California Academy of Sciences (1994)

Evolutionary biology, like every other natural science, is a powerful expression of human curiosity and intellect. With techniques for reconstructing the history of life on Earth, Homo sapiens has become uniquely capable of knowing about its own past as well as that of other organisms on this planet. Discoveries in phylogenetics, paleontology, genetics, and developmental and molecular biology give us the capacity to test our theories and to develop new ones, using a vast store of empirical data and increasingly sophisticated methods. Continued opportunity to perform such tests has resulted in further support for descent with modification, justifying the fundamental role that evolution plays in our understanding of humanity's place in nature. It provides a rational basis for dealing with such problems as preserving the quality of our environment, and enhancing the quality of our lives.

Now, more than ever, is a time when intellectual standards need to be upheld. For example, it is crucial that we clearly distinguish between such legitimate natural sciences as astronomy and such pseudosciences as astrology. There is a fundamental difference between testing hypotheses so as to reject some in favor of alternatives, and rationalization in terms of a dogmatic belief system.

The natural sciences have a long history of weeding out notions inherited from pre-scientific culture, often in the face of determined resistance. Repeatedly, old arguments, long since refuted, have been refurbished and presented to new audiences that are ill-equipped to evaluate them.

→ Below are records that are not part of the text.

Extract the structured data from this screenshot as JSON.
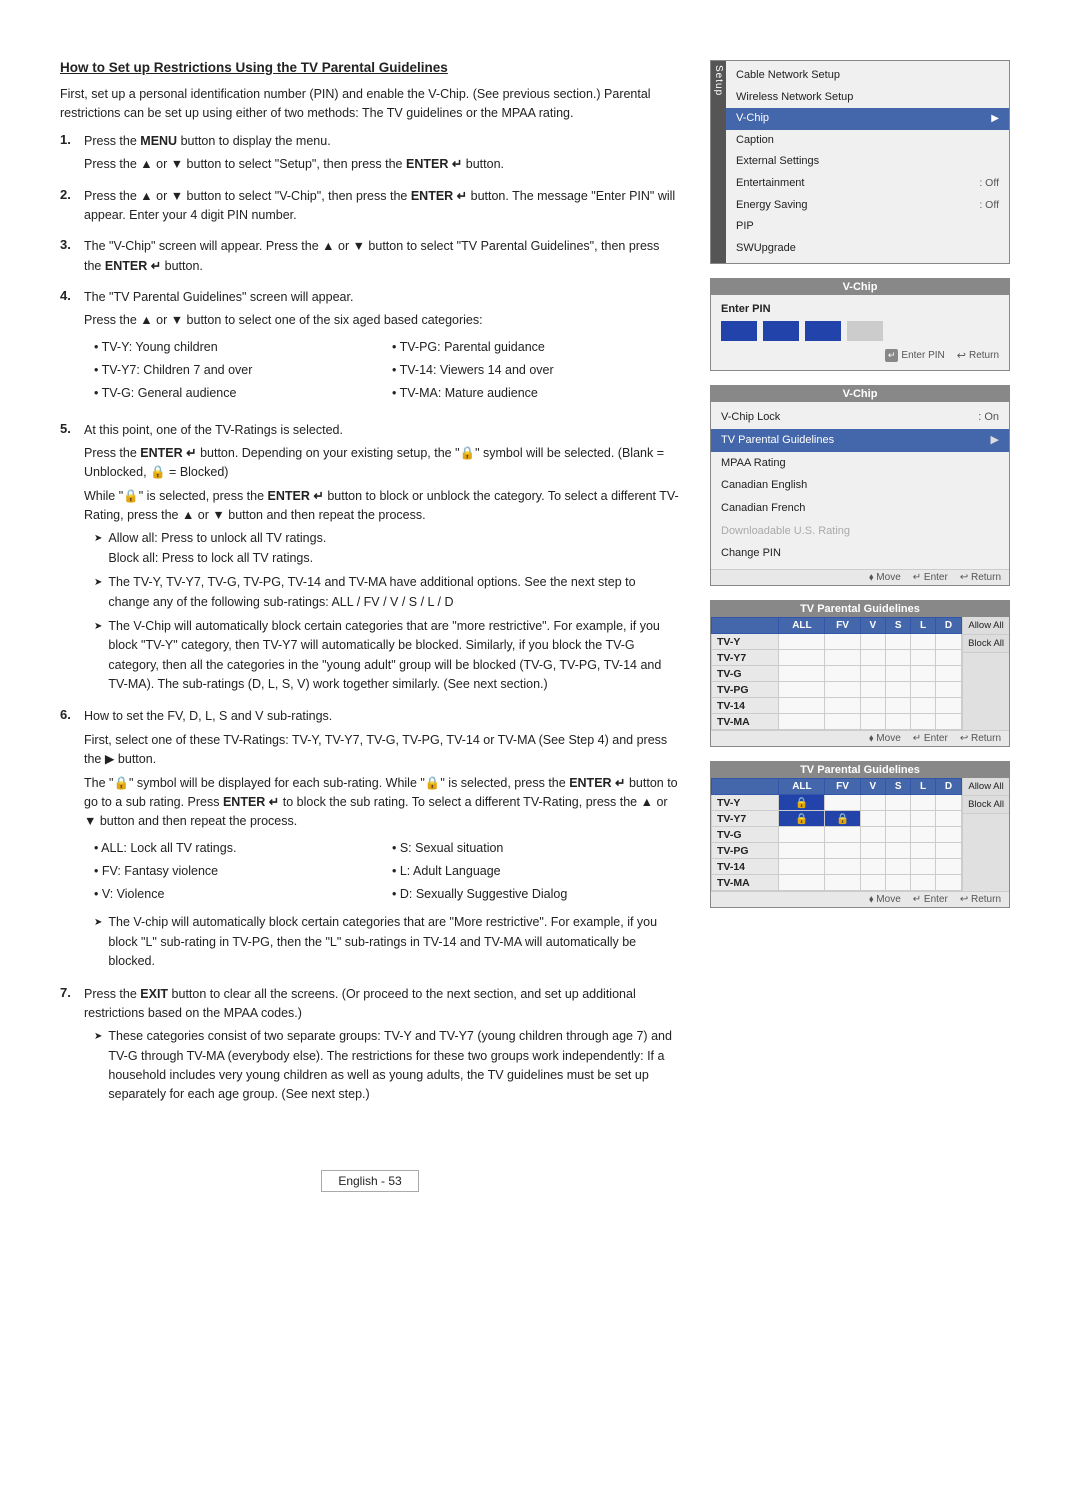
{
  "page": {
    "title": "How to Set up Restrictions Using the TV Parental Guidelines",
    "intro": "First, set up a personal identification number (PIN) and enable the V-Chip. (See previous section.) Parental restrictions can be set up using either of two methods: The TV guidelines or the MPAA rating.",
    "steps": [
      {
        "num": "1.",
        "lines": [
          "Press the MENU button to display the menu.",
          "Press the ▲ or ▼ button to select \"Setup\", then press the ENTER ↵ button."
        ]
      },
      {
        "num": "2.",
        "lines": [
          "Press the ▲ or ▼ button to select \"V-Chip\", then press the ENTER ↵ button. The message \"Enter PIN\" will appear. Enter your 4 digit PIN number."
        ]
      },
      {
        "num": "3.",
        "lines": [
          "The \"V-Chip\" screen will appear. Press the ▲ or ▼ button to select \"TV Parental Guidelines\", then press the ENTER ↵ button."
        ]
      },
      {
        "num": "4.",
        "lines": [
          "The \"TV Parental Guidelines\" screen will appear.",
          "Press the ▲ or ▼ button to select one of the six aged based categories:"
        ]
      }
    ],
    "categories_col1": [
      "TV-Y: Young children",
      "TV-Y7: Children 7 and over",
      "TV-G: General audience"
    ],
    "categories_col2": [
      "TV-PG: Parental guidance",
      "TV-14: Viewers 14 and over",
      "TV-MA: Mature audience"
    ],
    "step5_intro": "At this point, one of the TV-Ratings is selected.",
    "step5_p1": "Press the ENTER ↵ button. Depending on your existing setup, the \"🔒\" symbol will be selected. (Blank = Unblocked, 🔒 = Blocked)",
    "step5_p2": "While \"🔒\" is selected, press the ENTER ↵ button to block or unblock the category. To select a different TV-Rating, press the ▲ or ▼ button and then repeat the process.",
    "step5_bullets": [
      "Allow all: Press to unlock all TV ratings.",
      "Block all: Press to lock all TV ratings."
    ],
    "step5_arrows": [
      "The TV-Y, TV-Y7, TV-G, TV-PG, TV-14 and TV-MA have additional options. See the next step to change any of the following sub-ratings: ALL / FV / V / S / L / D",
      "The V-Chip will automatically block certain categories that are \"more restrictive\". For example, if you block \"TV-Y\" category, then TV-Y7 will automatically be blocked. Similarly, if you block the TV-G category, then all the categories in the \"young adult\" group will be blocked (TV-G, TV-PG, TV-14 and TV-MA). The sub-ratings (D, L, S, V) work together similarly. (See next section.)"
    ],
    "step6_intro": "How to set the FV, D, L, S and V sub-ratings.",
    "step6_p1": "First, select one of these TV-Ratings: TV-Y, TV-Y7, TV-G, TV-PG, TV-14 or TV-MA (See Step 4) and press the ▶ button.",
    "step6_p2": "The \"🔒\" symbol will be displayed for each sub-rating. While \"🔒\" is selected, press the ENTER ↵ button to go to a sub rating. Press ENTER ↵ to block the sub rating. To select a different TV-Rating, press the ▲ or ▼ button and then repeat the process.",
    "subratings_col1": [
      "ALL: Lock all TV ratings.",
      "FV: Fantasy violence",
      "V: Violence"
    ],
    "subratings_col2": [
      "S: Sexual situation",
      "L: Adult Language",
      "D: Sexually Suggestive Dialog"
    ],
    "step6_arrow": "The V-chip will automatically block certain categories that are \"More restrictive\". For example, if you block \"L\" sub-rating in TV-PG, then the \"L\" sub-ratings in TV-14 and TV-MA will automatically be blocked.",
    "step7_intro": "Press the EXIT button to clear all the screens. (Or proceed to the next section, and set up additional restrictions based on the MPAA codes.)",
    "step7_arrow": "These categories consist of two separate groups: TV-Y and TV-Y7 (young children through age 7) and TV-G through TV-MA (everybody else). The restrictions for these two groups work independently: If a household includes very young children as well as young adults, the TV guidelines must be set up separately for each age group. (See next step.)",
    "footer": "English - 53"
  },
  "sidebar": {
    "panel1": {
      "title": "Setup",
      "items": [
        {
          "label": "Cable Network Setup",
          "value": "",
          "highlighted": false
        },
        {
          "label": "Wireless Network Setup",
          "value": "",
          "highlighted": false
        },
        {
          "label": "V-Chip",
          "value": "",
          "highlighted": true,
          "arrow": "▶"
        },
        {
          "label": "Caption",
          "value": "",
          "highlighted": false
        },
        {
          "label": "External Settings",
          "value": "",
          "highlighted": false
        },
        {
          "label": "Entertainment",
          "value": ": Off",
          "highlighted": false
        },
        {
          "label": "Energy Saving",
          "value": ": Off",
          "highlighted": false
        },
        {
          "label": "PIP",
          "value": "",
          "highlighted": false
        },
        {
          "label": "SWUpgrade",
          "value": "",
          "highlighted": false
        }
      ]
    },
    "panel2": {
      "title": "V-Chip",
      "enter_pin_label": "Enter PIN",
      "pin_dots": [
        "•",
        "•",
        "•",
        ""
      ],
      "footer": [
        "Enter PIN",
        "Return"
      ]
    },
    "panel3": {
      "title": "V-Chip",
      "items": [
        {
          "label": "V-Chip Lock",
          "value": ": On",
          "highlighted": false
        },
        {
          "label": "TV Parental Guidelines",
          "value": "",
          "highlighted": true,
          "arrow": "▶"
        },
        {
          "label": "MPAA Rating",
          "value": "",
          "highlighted": false
        },
        {
          "label": "Canadian English",
          "value": "",
          "highlighted": false
        },
        {
          "label": "Canadian French",
          "value": "",
          "highlighted": false
        },
        {
          "label": "Downloadable U.S. Rating",
          "value": "",
          "highlighted": false,
          "dimmed": true
        },
        {
          "label": "Change PIN",
          "value": "",
          "highlighted": false
        }
      ],
      "footer": [
        "Move",
        "Enter",
        "Return"
      ]
    },
    "panel4": {
      "title": "TV Parental Guidelines",
      "headers": [
        "ALL",
        "FV",
        "V",
        "S",
        "L",
        "D"
      ],
      "rows": [
        {
          "label": "TV-Y",
          "cells": [
            false,
            false,
            false,
            false,
            false,
            false
          ]
        },
        {
          "label": "TV-Y7",
          "cells": [
            false,
            false,
            false,
            false,
            false,
            false
          ]
        },
        {
          "label": "TV-G",
          "cells": [
            false,
            false,
            false,
            false,
            false,
            false
          ]
        },
        {
          "label": "TV-PG",
          "cells": [
            false,
            false,
            false,
            false,
            false,
            false
          ]
        },
        {
          "label": "TV-14",
          "cells": [
            false,
            false,
            false,
            false,
            false,
            false
          ]
        },
        {
          "label": "TV-MA",
          "cells": [
            false,
            false,
            false,
            false,
            false,
            false
          ]
        }
      ],
      "btns": [
        "Allow All",
        "Block All"
      ],
      "footer": [
        "Move",
        "Enter",
        "Return"
      ]
    },
    "panel5": {
      "title": "TV Parental Guidelines",
      "headers": [
        "ALL",
        "FV",
        "V",
        "S",
        "L",
        "D"
      ],
      "rows": [
        {
          "label": "TV-Y",
          "cells": [
            true,
            false,
            false,
            false,
            false,
            false
          ]
        },
        {
          "label": "TV-Y7",
          "cells": [
            true,
            true,
            false,
            false,
            false,
            false
          ]
        },
        {
          "label": "TV-G",
          "cells": [
            false,
            false,
            false,
            false,
            false,
            false
          ]
        },
        {
          "label": "TV-PG",
          "cells": [
            false,
            false,
            false,
            false,
            false,
            false
          ]
        },
        {
          "label": "TV-14",
          "cells": [
            false,
            false,
            false,
            false,
            false,
            false
          ]
        },
        {
          "label": "TV-MA",
          "cells": [
            false,
            false,
            false,
            false,
            false,
            false
          ]
        }
      ],
      "btns": [
        "Allow All",
        "Block All"
      ],
      "footer": [
        "Move",
        "Enter",
        "Return"
      ]
    }
  }
}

Lately, creationist pseudoscience has been attempting to insinuate itself into the curriculum under the rubric of "intelligent design." Prior to the fundamental contribution of Darwin in 1859, there seemed to be no way to explain the remarkable adaptations of organisms except in terms of a miracle. With the discovery and recognition of natural selection, this argument was shown to depend upon a pre-Darwinian failure of the human imagination to find testable, scientific explanations for the origin and diversity of life. The appropriate place in the science curriculum for the notion that organisms have been designed is the same as that for the notion that the earth is located at the center of the universe.

Science and religion are concerned with different aspects of human life and are evaluated according to fundamentally different criteria. Failing to make this distinction gives the false impression that we are limited to two alternatives when faced with an apparent contradiction.

Insofar as belief in special creation is a part of many religions, it needs to be understood in the context of the comparative and historical study of culture. Religion has played and continues to play an important role in human life, and our citizens need to be well informed about it. In recognizing the rich cultural diversity of beliefs and practices both past and present, schools should teach about all religions, provided that this is done in a fair and objective manner, without proselytizing. All this can be accomplished without compromising the central role that scientific principles must take in the teaching of evolutionary biology.